Pirate queen by Morgan Llywelyn. Short telling of the life of (Grace O’Malley) and the conflicts between England and Ireland in the 1500s. Loved it, despite the weird writing, and the lack of any further glossary/bibliography/maps/useful details. I’m desperate for more information about her, but all the biographies I’ve looked up seem to be typo-ridden messes according to reviews, much to my surprise.

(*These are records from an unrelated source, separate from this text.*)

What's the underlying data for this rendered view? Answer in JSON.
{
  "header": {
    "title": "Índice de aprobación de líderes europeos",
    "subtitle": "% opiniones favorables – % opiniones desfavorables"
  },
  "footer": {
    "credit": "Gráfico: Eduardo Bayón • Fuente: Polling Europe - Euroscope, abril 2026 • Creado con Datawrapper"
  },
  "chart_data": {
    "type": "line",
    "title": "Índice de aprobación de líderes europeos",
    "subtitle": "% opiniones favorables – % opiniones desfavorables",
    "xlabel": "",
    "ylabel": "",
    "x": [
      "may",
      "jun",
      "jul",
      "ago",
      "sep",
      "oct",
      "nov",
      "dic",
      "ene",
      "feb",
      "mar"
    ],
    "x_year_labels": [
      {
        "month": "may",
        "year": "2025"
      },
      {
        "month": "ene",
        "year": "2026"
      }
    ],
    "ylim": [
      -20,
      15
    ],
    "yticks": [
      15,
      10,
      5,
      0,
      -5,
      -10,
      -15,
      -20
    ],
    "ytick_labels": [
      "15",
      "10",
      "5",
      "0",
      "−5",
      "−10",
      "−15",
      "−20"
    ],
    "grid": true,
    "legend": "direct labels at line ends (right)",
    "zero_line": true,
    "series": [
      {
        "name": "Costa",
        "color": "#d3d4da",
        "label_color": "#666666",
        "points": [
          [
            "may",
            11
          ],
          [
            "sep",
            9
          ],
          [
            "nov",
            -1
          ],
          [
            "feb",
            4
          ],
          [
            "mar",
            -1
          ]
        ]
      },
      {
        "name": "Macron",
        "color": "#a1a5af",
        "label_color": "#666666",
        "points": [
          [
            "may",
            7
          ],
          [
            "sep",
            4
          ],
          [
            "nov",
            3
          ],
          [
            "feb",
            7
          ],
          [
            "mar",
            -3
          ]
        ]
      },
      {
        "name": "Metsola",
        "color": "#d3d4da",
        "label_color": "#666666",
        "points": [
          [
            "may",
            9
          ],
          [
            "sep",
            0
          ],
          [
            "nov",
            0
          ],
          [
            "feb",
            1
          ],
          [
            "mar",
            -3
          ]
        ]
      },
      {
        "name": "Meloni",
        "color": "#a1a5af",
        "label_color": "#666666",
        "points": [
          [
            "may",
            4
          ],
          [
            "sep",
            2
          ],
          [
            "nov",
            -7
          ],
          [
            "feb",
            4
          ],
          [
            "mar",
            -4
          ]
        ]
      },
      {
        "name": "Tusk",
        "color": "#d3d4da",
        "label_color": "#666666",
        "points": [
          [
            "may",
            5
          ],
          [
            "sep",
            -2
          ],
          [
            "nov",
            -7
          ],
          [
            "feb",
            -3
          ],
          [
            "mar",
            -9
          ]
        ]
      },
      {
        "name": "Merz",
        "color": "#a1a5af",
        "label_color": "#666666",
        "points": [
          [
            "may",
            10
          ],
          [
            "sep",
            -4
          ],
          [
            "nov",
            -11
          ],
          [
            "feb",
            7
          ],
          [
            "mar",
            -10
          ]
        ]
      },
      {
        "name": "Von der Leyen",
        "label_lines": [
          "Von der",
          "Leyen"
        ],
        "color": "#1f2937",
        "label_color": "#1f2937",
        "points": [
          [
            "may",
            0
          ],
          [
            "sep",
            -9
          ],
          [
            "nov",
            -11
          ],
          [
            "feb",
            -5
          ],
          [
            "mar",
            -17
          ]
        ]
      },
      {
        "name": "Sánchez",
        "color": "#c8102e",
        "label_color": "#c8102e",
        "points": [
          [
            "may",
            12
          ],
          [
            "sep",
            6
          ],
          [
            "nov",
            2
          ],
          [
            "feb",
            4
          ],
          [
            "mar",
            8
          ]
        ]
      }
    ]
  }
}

Woman world a webcomic(?) in book form. Men die out, right down to the Y-chromosome-sperm in the sperm banks, leaving a world of women. An interconntected series of comics strips with the lightest of narratives strung together with jokes rather than a ‘actual’ story, which wasn’t what I’d expected and threw me for the first half. But I also found myself chuckling out loud quite a lot, so I’m not sure what to make of it. Charming, and A+ for diversity of ages, races, and disabilities.

The thing with Finn by Tom Kelly. Younger YA. Picked up because of the title, the charming art of the cover and the first few pages of excellent first person narrator voice that I wanted to curl up with and learn more about. 20 pages in and I’m delighted by 10-year-old Danny, and wanting to see him process whatever (tragic, I’m assuming) thing happened to his twin brother, Finn. (Finished many months ago, and I can remember that there were some devastatingly good lines about feelings and grief as processed through a child’s eye and/or at a child’s level, but I foolishly didn’t write them down). Do rec.

Mandy by Julie Andrews. A darling, sweet story of a girl who lives in an orphanage, and who comes across a cottage in the woods and fixes up the garden and tends to her little patch of the world. I expected this to hit my emotional buttons much more than it actually ended up doing, and I can't quite put my finger on how and why it missed me. Possibly because she doesn't actually ever live in the cottage? It was well written, it just never hooked me, and I'm legit not sure why.